Acting Nigerian president Mr. Goodluck Jonathan is set for his first international trip; a visit to the white house to hold talks with U.S. president, Barack Obama concerning the fight against global terrorism, amongst other pressing issues such as electoral reforms and religious tensions in northern Nigeria.
“Jonathan this Saturday will be making his first official trip outside the country since he assumed executive powers,” presidency spokesman Ima Niboro, was quoted as saying.
The Obama administration was reportedly the first major foreign power to publicly congratulate Jonathan after he assumed executive powers in February from incapacitated President Umaru Yar’Adua, who remains too sick to administer over the country.
According to reports, the two leaders [President Jonathan and President Obama] would focus their negotiations on ways to prevent global terrorism, four months after a Nigerian citizen tried to blow up a U.S. passenger plane in Detroit.
Nonetheless, Nigeria has already installed body scanners at its international airports at the request of the United States, as both countries partner in the search for global peace and security.
Conversely, Washington has said it was confident that President Jonathan would also move on with electoral reforms, anti-corruption measures and peace efforts in the troubled Niger Delta.
The visit comes as Washington grows critical Nigeria’s electoral commission and the political/religious uncertainty plaguing the West African nation ahead of its presidential elections next year.
U.S. Assistant Secretary of State for African Affairs Johnnie Carson said on Monday that Nigeria’s elections chief, Maurice Iwu, should be replaced if the country wants to hold credible national polls.
Nigeria and the U.S have enjoyed a strong tie that was shaken by the events of December 26 2009, concerning an act of terror by a young Nigerian Muslim man.

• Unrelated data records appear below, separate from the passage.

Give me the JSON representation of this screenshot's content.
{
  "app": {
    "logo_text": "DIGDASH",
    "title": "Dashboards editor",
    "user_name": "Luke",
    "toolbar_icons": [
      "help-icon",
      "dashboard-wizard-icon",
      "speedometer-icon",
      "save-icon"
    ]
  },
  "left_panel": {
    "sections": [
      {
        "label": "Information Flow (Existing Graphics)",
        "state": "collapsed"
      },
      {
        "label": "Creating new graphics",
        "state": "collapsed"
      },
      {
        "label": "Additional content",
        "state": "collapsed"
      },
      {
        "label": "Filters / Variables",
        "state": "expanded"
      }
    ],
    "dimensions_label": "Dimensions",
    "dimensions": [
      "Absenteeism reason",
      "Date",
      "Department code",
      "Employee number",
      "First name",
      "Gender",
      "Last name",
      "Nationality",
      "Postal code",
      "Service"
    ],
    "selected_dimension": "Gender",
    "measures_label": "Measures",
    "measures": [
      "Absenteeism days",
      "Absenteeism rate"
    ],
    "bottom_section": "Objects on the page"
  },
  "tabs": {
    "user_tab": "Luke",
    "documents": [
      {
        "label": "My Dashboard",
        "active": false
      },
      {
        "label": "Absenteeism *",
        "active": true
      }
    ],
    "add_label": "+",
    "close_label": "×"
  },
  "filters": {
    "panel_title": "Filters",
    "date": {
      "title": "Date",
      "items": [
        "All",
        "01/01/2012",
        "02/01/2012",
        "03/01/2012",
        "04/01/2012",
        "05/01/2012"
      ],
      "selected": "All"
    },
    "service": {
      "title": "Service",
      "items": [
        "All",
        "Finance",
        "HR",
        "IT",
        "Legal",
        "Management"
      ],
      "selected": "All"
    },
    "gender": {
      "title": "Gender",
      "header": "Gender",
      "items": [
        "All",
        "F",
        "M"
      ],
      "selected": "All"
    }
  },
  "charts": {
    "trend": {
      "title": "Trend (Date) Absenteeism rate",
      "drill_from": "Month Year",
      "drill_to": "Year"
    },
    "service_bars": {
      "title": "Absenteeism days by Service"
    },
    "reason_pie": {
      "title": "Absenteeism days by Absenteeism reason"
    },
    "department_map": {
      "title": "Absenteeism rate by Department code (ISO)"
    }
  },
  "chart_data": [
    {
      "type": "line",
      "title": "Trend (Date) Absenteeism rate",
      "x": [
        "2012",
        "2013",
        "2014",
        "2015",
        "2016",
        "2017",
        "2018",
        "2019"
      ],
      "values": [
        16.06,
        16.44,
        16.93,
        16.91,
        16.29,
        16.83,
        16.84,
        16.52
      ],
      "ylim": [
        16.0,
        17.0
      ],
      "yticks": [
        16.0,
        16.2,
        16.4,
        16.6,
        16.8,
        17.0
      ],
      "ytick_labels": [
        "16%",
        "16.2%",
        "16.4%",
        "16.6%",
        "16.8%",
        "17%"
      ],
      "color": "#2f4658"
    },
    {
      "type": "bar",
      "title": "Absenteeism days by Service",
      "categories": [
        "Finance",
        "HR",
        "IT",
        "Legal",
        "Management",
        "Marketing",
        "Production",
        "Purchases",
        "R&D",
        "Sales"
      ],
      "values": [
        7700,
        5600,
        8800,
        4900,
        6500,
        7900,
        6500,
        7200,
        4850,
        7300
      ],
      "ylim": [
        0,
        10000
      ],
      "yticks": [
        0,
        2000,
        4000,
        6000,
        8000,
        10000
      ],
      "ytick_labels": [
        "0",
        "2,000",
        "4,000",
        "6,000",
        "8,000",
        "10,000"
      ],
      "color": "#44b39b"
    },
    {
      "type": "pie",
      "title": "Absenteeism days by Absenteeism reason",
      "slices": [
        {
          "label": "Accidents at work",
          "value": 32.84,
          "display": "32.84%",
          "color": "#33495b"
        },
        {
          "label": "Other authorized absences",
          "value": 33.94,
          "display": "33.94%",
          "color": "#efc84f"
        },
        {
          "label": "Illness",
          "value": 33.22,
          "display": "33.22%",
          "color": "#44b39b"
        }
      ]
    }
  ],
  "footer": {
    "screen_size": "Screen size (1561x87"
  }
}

As both presidents meet in Washington this weekend, U.S. Homeland Security Secretary Janet Napolitano is scheduled to meet top Nigerian government officials in the capital Abuja next week to discuss aviation security.
Early in the week, the U.S. and Nigeria signed a Binational Commission (BNC). According to reports, the United States establishes binational commissions with Nigeria as a collaborative scheme to produce substantial and assessable progress on common issues that challenges both nations.
Analysts say by signing the BNC agreement, the United States government demonstrated its genuine concern with aspirations of Nigerians at every level, both in the public and the private sector.
According to the International Monetary Fund (IMF) the United States is by far Nigeria’s largest trade partner, accounting for nearly 45 percent of the West African country’s exports, mainly crude oil.